Lorsque l'enfant est resté hospitalisé jusqu'à l'expiration de la sixième semaine suivant l'accouchement, la salariée peut reporter à la date de la fin de l'hospitalisation tout ou partie du congé auquel elle peut encore prétendre.


La salariée, à qui un service départemental d'aide sociale à l'enfance ou une oeuvre d'adoption autorisée confie un enfant en vue de son adoption, a le droit de suspendre le contrat de travail pendant une période de dix semaines au plus à dater de l'arrivée de l'enfant au foyer, douze semaines en cas d'adoptions multiples, si l'adoption a pour effet de porter à trois ou plus le nombre d'enfants dont la salariée ou le ménage assume la charge.


La femme devra avertir l'employeur du motif de son absence et de la date à laquelle elle entend remettre en vigueur son contrat de travail.


Dans le cas où pendant sa grossesse la femme fait l'objet d'un changement d'affectation, elle est réintégrée dans l'emploi occupé avant cette affectation lorsqu'elle reprend son travail à l'issue de la période de suspension définie au présent article.


Lors du décès de la mère au cours des périodes définies ci-dessus, le père a le droit de suspendre le contrat de travail pendant une période de dix semaines au plus à compter du jour de la naissance de l'enfant. L'intéressé doit avertir son employeur du motif de son absence et de la date à laquelle il entend mettre fin à la suspension de son contrat de travail. Le père bénéficie alors de la protection contre le licenciement prévue ci-dessus.


La suspension du contrat de travail peut être portée à douze, dix-huit ou vingt semaines selon les cas.

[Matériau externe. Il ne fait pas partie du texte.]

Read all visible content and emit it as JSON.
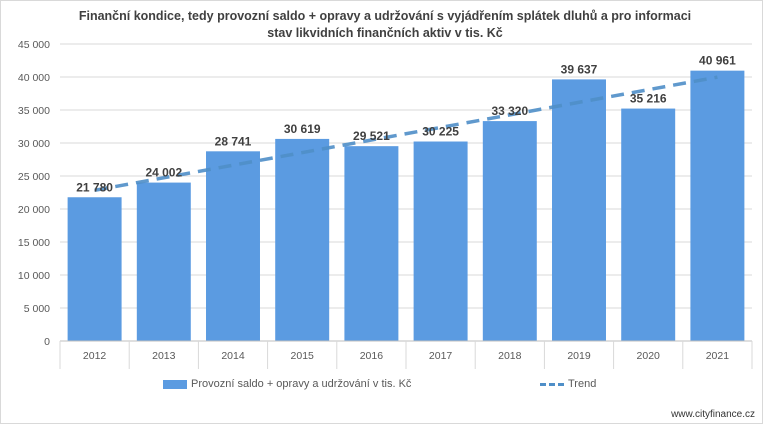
{
  "chart_data": {
    "type": "bar",
    "title": "Finanční kondice, tedy provozní saldo + opravy a udržování s vyjádřením splátek dluhů a pro informaci stav likvidních finančních aktiv v tis. Kč",
    "title_lines": [
      "Finanční kondice, tedy provozní saldo + opravy a udržování s vyjádřením splátek dluhů a pro informaci",
      "stav likvidních finančních aktiv v tis. Kč"
    ],
    "categories": [
      "2012",
      "2013",
      "2014",
      "2015",
      "2016",
      "2017",
      "2018",
      "2019",
      "2020",
      "2021"
    ],
    "series": [
      {
        "name": "Provozní saldo + opravy a udržování v tis. Kč",
        "values": [
          21780,
          24002,
          28741,
          30619,
          29521,
          30225,
          33320,
          39637,
          35216,
          40961
        ],
        "labels": [
          "21 780",
          "24 002",
          "28 741",
          "30 619",
          "29 521",
          "30 225",
          "33 320",
          "39 637",
          "35 216",
          "40 961"
        ],
        "color": "#5b9be1"
      }
    ],
    "trend": {
      "name": "Trend",
      "type": "linear",
      "color": "#4f8fc8"
    },
    "ylim": [
      0,
      45000
    ],
    "yticks": [
      0,
      5000,
      10000,
      15000,
      20000,
      25000,
      30000,
      35000,
      40000,
      45000
    ],
    "ytick_labels": [
      "0",
      "5 000",
      "10 000",
      "15 000",
      "20 000",
      "25 000",
      "30 000",
      "35 000",
      "40 000",
      "45 000"
    ],
    "grid": true,
    "legend_position": "bottom",
    "xlabel": "",
    "ylabel": ""
  },
  "watermark": "www.cityfinance.cz"
}
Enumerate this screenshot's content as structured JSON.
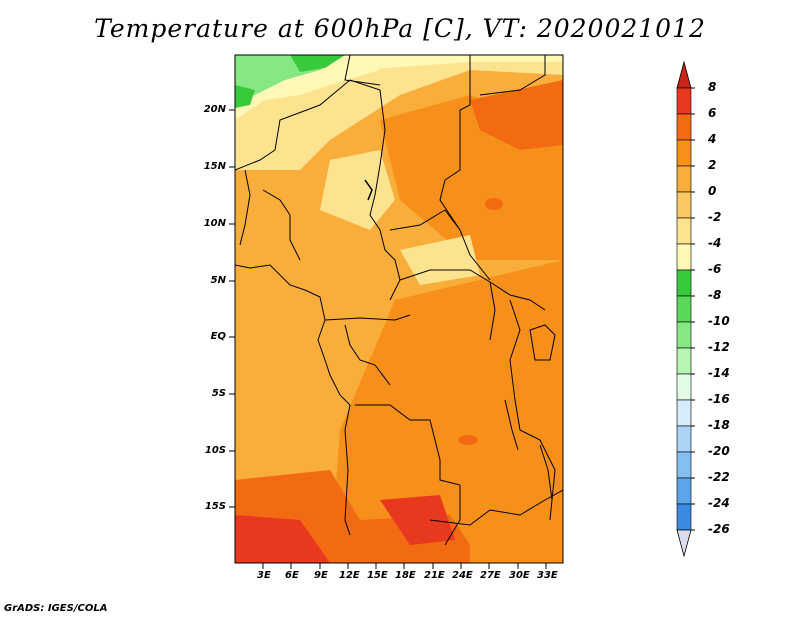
{
  "title": "Temperature at 600hPa [C], VT: 2020021012",
  "credit": "GrADS: IGES/COLA",
  "map": {
    "lat_ticks": [
      "20N",
      "15N",
      "10N",
      "5N",
      "EQ",
      "5S",
      "10S",
      "15S"
    ],
    "lon_ticks": [
      "3E",
      "6E",
      "9E",
      "12E",
      "15E",
      "18E",
      "21E",
      "24E",
      "27E",
      "30E",
      "33E"
    ]
  },
  "colorbar": {
    "labels": [
      "8",
      "6",
      "4",
      "2",
      "0",
      "-2",
      "-4",
      "-6",
      "-8",
      "-10",
      "-12",
      "-14",
      "-16",
      "-18",
      "-20",
      "-22",
      "-24",
      "-26"
    ],
    "colors": [
      "#e8391f",
      "#f26a12",
      "#f7901a",
      "#f9ad3b",
      "#fbc963",
      "#fde38f",
      "#fff9b5",
      "#39c93c",
      "#5ad85a",
      "#86e785",
      "#b7f5b2",
      "#e2fbe2",
      "#d6ecfa",
      "#a9d4f6",
      "#83bff0",
      "#5ba5ea",
      "#3c8ae2",
      "#2770d6",
      "#1b55c4",
      "#1039a6",
      "#0a1e7a"
    ],
    "top_arrow_color": "#c8251a",
    "bottom_arrow_color": "#dcdcf0"
  }
}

Pour élever son enfant, le salarié peut, sous réserve d'en informer son employeur par lettre recommandée avec demande d'avis de réception au moins quinze jours à l'avance, résilier son contrat de travail à l'issue du congé de maternité ou d'adoption, ou, le cas échéant, deux mois après la naissance ou l'arrivée au foyer de l'enfant, sans être tenu de respecter le délai de préavis, ni de payer de ce fait une indemnité de rupture. Il peut, dans l'année suivant la rupture de son contrat, solliciter dans les mêmes formes son réembauchage ; l'employeur est alors tenu, pendant un an, de l'embaucher par priorité dans les emplois auxquels sa qualification lui permet de prétendre et de lui accorder, en cas de réemploi, le bénéfice de tous les avantages qu'il avait acquis au moment de son départ.

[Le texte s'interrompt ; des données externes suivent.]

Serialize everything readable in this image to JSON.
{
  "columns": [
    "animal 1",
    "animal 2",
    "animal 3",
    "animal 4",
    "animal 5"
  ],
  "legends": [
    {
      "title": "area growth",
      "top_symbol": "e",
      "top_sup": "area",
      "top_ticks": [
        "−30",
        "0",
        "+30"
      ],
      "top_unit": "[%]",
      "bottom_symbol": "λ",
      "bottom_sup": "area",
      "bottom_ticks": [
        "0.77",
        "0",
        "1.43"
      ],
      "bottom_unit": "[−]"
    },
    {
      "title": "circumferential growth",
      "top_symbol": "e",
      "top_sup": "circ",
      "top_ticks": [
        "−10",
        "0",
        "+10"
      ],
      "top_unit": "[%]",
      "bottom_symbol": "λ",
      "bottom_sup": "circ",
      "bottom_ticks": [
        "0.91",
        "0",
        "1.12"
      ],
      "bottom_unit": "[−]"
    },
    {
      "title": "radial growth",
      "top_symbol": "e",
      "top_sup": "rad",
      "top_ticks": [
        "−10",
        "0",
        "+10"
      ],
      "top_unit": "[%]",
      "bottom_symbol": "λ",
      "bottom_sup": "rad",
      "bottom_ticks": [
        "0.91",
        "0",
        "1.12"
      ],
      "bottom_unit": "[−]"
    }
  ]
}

Pendant une année à compter du jour de la naissance, les mères allaitant leurs enfants disposent à cet effet d'une heure par jour durant les heures de travail.

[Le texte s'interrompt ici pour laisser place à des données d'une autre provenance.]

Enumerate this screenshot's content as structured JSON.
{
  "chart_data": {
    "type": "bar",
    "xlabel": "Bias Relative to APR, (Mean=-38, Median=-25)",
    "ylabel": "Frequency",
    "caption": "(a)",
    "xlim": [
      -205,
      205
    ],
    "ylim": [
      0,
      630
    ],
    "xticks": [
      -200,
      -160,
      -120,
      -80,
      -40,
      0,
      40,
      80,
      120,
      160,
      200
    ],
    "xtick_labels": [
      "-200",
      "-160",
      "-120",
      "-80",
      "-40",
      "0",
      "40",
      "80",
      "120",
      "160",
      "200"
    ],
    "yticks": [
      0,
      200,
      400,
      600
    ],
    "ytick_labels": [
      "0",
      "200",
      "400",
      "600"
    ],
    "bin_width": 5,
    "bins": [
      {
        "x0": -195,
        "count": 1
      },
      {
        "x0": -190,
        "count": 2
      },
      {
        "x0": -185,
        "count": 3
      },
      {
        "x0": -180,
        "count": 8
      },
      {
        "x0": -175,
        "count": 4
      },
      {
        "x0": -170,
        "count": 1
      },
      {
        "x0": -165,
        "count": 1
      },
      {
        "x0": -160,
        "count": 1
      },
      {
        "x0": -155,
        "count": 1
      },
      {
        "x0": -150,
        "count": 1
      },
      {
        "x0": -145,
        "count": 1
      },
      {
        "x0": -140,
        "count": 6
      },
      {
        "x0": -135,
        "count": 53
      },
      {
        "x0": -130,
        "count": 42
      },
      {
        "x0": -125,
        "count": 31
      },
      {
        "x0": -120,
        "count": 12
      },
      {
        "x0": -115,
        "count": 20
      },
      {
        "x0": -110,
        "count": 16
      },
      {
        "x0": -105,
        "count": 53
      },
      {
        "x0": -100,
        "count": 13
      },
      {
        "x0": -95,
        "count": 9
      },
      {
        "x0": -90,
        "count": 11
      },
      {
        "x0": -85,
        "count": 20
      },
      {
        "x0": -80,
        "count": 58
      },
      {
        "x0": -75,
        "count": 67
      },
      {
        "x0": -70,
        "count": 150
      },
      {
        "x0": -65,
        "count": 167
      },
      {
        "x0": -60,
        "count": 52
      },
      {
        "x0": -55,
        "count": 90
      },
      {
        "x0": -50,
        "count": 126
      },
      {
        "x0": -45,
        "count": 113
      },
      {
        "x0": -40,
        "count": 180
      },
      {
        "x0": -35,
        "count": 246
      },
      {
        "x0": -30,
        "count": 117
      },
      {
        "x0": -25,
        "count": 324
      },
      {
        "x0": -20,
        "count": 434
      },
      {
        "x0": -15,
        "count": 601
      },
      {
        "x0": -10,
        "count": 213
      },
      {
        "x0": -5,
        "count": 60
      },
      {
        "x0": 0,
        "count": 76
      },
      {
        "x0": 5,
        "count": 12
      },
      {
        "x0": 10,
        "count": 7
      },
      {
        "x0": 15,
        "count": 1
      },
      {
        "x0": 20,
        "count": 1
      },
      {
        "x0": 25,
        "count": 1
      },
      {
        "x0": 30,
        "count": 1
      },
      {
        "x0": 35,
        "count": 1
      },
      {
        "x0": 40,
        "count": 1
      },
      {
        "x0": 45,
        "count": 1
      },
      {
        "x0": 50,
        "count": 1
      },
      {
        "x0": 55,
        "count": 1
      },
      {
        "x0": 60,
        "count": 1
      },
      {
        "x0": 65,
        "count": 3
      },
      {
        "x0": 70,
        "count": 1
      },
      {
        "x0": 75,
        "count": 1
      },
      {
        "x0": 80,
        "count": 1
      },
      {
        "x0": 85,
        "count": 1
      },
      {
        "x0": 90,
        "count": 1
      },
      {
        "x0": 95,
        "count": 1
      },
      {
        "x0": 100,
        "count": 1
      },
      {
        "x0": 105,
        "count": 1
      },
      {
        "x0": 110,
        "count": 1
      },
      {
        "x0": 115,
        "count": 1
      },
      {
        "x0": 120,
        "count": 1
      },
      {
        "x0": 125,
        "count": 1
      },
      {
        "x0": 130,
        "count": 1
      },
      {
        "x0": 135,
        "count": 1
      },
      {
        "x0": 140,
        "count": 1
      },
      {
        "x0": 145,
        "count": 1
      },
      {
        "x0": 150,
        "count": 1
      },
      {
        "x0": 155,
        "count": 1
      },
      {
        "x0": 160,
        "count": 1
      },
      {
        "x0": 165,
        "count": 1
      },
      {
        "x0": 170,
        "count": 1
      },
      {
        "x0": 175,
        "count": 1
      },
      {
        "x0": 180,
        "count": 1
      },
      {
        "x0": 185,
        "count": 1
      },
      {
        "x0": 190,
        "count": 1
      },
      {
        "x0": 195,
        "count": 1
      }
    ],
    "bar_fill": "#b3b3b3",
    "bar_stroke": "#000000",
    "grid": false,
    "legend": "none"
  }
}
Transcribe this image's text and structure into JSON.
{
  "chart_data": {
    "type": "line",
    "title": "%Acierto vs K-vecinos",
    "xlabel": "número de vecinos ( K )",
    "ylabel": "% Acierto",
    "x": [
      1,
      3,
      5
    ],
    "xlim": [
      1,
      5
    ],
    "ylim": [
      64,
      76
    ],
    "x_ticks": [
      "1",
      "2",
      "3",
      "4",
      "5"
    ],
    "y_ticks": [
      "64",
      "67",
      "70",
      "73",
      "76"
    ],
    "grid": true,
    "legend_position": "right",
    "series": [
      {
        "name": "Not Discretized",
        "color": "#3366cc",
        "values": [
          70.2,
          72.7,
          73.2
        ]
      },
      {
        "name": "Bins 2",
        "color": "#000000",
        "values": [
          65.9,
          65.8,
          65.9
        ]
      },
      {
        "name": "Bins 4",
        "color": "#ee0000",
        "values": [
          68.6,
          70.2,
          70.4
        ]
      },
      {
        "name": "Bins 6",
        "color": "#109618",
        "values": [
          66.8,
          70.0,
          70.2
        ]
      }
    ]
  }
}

La durée d'une heure est répartie en deux périodes de trente minutes, l'une pendant le travail du matin, l'autre pendant l'après-midi.


Le moment où le travail est arrêté pour l'allaitement est déterminé par accord entre les intéressées et l'employeur.


A défaut d'accord, il est placé au milieu de chaque demi-journée de travail.


La mère peut toujours allaiter son enfant dans l'établissement.


Les chefs d'établissements occupant plus de 100 femmes de plus de quinze ans peuvent être mis en demeure d'installer dans leurs établissements ou à proximité des chambres d'allaitement.